Zuhal Olcay’in şarkısı çalıyor fonda. “Ne hayatlar yaşadım, kod adım Leyla. Gerçeği sakın sorma, söylemem asla. Korkularla, hatalarla, bembeyaz yalanlarla, benden ne anladıysan, o kadarıyla..”
Gerçekten de, hayatıma giren çoğu adama, gerçekleri hiç söylemediğimi farkediyorum son zamanlarda. Ben söylemeyeyim, o anlasın, nasıl anlamaz diye yakınmış durmuşum. Aslında farkettiğim şu, ben kendime dürüst olmayı becerememişim ki. Hep bir şey olmaya çalışmışım, çalıştıkça kendimden uzaklaşmışım. Kendimden o kadar uzaklaşmışım ki, bir ben kalmamışım. Ben kalmamışım ki, beni dürüstçe anlatayım. Ben kendimi bilmiyormuşum ki, kendimi başkasıyla paylaşayım, olmayan beni karşımdakine açayım.
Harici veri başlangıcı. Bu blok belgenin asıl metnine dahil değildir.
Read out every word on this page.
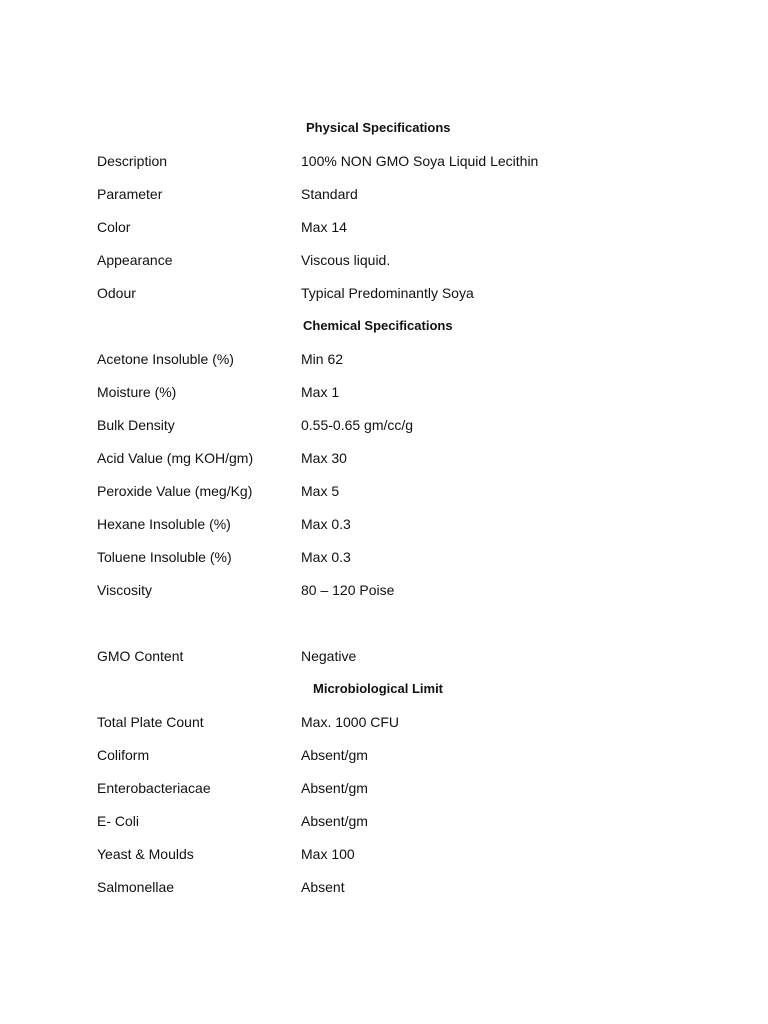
Physical Specifications
Description	100% NON GMO Soya Liquid Lecithin
Parameter	Standard
Color	Max 14
Appearance	Viscous liquid.
Odour	Typical Predominantly Soya
Chemical Specifications
Acetone Insoluble (%)	Min 62
Moisture (%)	Max 1
Bulk Density	0.55-0.65 gm/cc/g
Acid Value (mg KOH/gm)	Max 30
Peroxide Value (meg/Kg)	Max 5
Hexane Insoluble (%)	Max 0.3
Toluene Insoluble (%)	Max 0.3
Viscosity	80 – 120 Poise
GMO Content	Negative
Microbiological Limit
Total Plate Count	Max. 1000 CFU
Coliform	Absent/gm
Enterobacteriacae	Absent/gm
E- Coli	Absent/gm
Yeast & Moulds	Max 100
Salmonellae	Absent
Kaçımız kendimizi gerçekten tanıyoruz? Kaçımız kendimize dürüst oluyoruz? Kaçımız mesela ona gerçekten aşık olduğumuzu söylüyoruz, önce ondan beklemeden? Kaçımız, reddedilecek bile olsak, yine de sevdiğimizi soyleyebiliyoruz onlara? Kaçımız karşılık odaklı ilişkiler yaşayıp, ilişkimize odaklanmaktan kaçıyoruz? Kaçımız karşımızdaki insanın sadece insanlığına deger veriyoruz? Kaçımız sadece sevmek için seviyoruz? Kaçımız önce kendi kalbimizi açıyoruz ki, onları kalplerini açmamakla yargılıyoruz? Kaçımız kendimizi gösteriyoruz ki, onların bize yalan söylemelerini eleştiriyoruz.
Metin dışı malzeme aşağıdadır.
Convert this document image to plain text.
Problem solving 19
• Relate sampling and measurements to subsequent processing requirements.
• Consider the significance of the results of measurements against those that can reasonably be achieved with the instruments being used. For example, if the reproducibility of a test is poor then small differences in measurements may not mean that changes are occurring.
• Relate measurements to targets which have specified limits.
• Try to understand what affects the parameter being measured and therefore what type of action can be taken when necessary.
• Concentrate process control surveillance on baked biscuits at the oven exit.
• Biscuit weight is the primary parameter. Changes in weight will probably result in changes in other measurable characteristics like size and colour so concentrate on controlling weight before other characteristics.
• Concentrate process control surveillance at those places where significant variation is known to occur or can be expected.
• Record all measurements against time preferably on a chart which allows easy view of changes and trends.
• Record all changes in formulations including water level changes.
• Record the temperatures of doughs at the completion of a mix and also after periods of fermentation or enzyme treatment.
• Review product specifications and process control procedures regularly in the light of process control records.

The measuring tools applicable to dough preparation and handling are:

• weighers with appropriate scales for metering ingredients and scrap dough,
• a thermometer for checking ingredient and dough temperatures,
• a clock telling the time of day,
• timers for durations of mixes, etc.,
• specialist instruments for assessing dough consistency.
En büyük yalanı kendimize soyluyoruz. Sonra adamların hepsi yalancı diyoruz. Kendimizi tanımıyoruz. Kendimizi kendimize bile açmıyoruz. Acıyı göğüslemek yerine, acıdan kaçmayı tercih ediyoruz, acıdan kaçmak için uyuşturuculara boğuyoruz kendimizi. Alışveriş, yemek yeme, TV izleme, diğerleri, öteki, beriki ile uğraşıyoruz ki, acıyı hissetmeyelim. Uyuşuyoruz, kendimizi uyuşturuyoruz. Uyuştukça kendimizden uzaklaşıyoruz. Kendimizden uzaklaştıkça önce kendimize yalan söylüyoruz, sonra erkekleri yalancılıkla suçluyoruz. Sonra, bütün erkekler yalancıdır diyoruz da kendi söylediğimiz yalanları kendimize itiraf edemiyoruz. Sonra da ben çok mutsuzum diye ağlıyoruz, nedeninin de çoğu zaman bir erkek olduğunu söylüyoruz. [highlight]Yalanın en büyüğünü kendimize atıyoruz.[/highlight]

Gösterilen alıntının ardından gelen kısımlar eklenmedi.